Oey Tang Wan masih tersenyum. Sambil manggut-manggut ia berkata, “Bukankah dalam Bu Tong-pay, tidak hanya melulu belajar silat? Penguasaan sastra dan ilmu pengobatan juga sangat penting. Menurut saya, bakat sastra Cio San sangat besar. Toh kita dulu sepakat memasukkannya dalam kelompok ‘Naga Muda’ berdasarkan pertimbangan bakat sastranya?”

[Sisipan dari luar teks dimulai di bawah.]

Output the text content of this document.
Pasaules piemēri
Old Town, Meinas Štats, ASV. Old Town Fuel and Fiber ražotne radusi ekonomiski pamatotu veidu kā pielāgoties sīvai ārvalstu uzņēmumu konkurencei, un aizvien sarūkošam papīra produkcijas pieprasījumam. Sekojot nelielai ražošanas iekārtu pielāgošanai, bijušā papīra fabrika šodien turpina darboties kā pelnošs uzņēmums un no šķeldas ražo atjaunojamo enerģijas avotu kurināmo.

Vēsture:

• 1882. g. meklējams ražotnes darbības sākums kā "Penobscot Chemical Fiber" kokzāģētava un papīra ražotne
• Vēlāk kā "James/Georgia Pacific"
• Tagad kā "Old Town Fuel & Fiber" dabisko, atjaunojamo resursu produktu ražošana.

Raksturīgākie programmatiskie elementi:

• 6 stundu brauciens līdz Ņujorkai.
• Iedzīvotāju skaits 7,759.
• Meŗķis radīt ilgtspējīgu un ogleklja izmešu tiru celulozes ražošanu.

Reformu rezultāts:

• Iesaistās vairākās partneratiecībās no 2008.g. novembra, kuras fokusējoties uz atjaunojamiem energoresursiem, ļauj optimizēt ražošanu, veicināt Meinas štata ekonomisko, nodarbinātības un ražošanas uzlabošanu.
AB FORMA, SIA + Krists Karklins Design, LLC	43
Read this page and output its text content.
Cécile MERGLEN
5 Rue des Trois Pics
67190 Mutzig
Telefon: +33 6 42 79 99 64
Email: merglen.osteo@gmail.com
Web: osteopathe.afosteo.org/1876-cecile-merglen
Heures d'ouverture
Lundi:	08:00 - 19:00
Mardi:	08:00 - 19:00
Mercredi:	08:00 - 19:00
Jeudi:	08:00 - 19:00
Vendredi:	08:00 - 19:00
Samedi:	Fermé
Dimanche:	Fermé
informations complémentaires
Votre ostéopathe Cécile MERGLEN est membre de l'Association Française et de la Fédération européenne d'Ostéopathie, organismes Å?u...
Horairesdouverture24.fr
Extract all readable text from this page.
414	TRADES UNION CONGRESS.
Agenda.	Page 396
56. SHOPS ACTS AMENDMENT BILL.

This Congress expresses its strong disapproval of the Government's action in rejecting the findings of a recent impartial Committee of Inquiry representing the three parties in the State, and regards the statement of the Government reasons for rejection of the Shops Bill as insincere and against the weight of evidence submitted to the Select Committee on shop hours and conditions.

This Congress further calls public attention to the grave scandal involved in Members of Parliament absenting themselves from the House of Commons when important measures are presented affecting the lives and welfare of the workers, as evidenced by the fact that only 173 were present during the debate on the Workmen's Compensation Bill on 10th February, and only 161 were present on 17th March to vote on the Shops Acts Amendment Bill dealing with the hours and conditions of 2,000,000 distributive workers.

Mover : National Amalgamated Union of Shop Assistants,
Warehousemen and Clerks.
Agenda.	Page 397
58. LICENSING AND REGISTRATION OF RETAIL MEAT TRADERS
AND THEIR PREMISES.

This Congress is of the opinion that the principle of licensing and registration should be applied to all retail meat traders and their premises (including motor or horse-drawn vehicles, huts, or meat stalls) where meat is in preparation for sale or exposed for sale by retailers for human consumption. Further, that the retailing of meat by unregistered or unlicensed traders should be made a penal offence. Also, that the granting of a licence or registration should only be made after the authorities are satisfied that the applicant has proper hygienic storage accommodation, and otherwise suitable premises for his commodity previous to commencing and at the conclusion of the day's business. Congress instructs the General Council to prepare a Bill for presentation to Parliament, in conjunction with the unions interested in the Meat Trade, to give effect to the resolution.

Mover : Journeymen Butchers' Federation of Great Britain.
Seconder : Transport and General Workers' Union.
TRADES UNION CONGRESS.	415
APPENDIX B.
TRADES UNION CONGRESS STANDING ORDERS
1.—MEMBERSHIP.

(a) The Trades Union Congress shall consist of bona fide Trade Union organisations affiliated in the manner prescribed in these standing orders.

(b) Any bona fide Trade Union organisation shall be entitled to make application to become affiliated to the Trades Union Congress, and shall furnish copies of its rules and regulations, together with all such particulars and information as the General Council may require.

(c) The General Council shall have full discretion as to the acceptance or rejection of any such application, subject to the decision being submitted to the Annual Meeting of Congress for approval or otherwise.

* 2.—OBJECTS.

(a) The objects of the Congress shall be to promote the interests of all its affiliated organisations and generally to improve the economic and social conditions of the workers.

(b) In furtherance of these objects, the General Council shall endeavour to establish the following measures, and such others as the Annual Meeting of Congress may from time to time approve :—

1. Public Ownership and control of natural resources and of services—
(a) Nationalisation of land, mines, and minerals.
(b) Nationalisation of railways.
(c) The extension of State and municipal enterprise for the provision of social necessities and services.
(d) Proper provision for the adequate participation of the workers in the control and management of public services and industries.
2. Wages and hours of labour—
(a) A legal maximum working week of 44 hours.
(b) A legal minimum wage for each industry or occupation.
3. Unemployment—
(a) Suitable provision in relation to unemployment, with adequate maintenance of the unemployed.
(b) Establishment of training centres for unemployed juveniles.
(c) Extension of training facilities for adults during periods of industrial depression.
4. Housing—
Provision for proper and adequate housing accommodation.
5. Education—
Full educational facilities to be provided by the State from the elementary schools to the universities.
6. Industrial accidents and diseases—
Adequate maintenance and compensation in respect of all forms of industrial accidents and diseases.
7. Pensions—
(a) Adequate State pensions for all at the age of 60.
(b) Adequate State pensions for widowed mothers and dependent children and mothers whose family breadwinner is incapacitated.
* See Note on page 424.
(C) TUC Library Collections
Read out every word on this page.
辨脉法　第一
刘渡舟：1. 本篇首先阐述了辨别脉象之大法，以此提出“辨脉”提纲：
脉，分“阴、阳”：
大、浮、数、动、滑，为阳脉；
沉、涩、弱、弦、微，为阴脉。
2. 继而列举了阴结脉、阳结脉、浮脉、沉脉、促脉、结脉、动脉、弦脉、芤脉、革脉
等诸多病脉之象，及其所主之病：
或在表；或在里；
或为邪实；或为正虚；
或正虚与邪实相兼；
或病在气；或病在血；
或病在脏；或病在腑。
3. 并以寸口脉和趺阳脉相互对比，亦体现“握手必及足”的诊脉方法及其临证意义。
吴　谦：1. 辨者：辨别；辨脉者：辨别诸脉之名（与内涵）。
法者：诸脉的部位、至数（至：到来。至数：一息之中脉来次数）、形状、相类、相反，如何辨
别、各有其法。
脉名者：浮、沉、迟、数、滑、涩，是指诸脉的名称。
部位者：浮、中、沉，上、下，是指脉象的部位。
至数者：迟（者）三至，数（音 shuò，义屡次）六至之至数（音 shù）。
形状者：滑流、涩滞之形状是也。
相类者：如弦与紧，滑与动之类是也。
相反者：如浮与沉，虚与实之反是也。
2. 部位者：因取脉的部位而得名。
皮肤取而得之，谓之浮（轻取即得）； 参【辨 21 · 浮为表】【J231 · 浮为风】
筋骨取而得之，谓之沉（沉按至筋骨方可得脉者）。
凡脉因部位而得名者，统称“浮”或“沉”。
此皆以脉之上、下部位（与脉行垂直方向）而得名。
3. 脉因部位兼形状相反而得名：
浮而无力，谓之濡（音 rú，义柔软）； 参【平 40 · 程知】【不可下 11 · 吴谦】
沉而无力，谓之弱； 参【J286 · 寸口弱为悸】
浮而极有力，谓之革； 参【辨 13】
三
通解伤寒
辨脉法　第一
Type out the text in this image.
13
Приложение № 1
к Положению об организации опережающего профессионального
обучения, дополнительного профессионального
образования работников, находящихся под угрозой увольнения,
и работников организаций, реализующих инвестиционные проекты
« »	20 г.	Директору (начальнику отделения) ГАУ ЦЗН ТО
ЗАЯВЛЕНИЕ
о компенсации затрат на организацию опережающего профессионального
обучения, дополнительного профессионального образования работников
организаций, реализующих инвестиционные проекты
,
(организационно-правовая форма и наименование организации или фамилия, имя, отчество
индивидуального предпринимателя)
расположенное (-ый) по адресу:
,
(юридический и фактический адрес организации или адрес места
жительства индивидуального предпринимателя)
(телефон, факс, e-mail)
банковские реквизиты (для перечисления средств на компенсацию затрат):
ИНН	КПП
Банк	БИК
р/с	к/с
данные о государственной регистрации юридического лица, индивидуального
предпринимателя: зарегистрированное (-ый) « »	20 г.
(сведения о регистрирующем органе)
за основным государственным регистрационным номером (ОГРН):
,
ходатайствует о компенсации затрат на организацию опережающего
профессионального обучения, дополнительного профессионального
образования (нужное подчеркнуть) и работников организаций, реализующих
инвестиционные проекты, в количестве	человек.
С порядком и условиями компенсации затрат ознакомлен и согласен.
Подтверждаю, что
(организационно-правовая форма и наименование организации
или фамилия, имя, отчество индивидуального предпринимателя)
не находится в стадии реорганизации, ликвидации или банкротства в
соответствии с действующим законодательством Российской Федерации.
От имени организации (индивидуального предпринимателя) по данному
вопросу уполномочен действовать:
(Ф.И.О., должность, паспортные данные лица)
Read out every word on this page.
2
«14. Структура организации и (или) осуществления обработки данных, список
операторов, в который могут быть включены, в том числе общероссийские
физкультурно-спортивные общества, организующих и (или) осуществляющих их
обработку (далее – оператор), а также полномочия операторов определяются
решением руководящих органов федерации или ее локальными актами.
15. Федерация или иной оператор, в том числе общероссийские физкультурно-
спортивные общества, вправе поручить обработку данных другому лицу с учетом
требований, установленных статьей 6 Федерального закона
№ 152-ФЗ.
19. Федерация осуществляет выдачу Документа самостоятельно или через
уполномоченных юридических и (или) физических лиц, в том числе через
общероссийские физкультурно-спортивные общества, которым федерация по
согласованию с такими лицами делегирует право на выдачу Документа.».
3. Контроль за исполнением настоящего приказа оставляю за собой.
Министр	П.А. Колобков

Yo Ang yang manggut-manggut kali ini.
Walaupun kedua orang ini sering silang pendapat, tapi sangat legawa dalam menghormati pendapat yang dianggap benar.
“Tan Hoat, guru pengawas dari Cio San, mohon ijin untuk mengutarakan pendapat.” Terdengar suara Tan Hoat dari luar pintu.
“Masuk saja, Tan Hoat,” jawab Lau-ciangbunjin.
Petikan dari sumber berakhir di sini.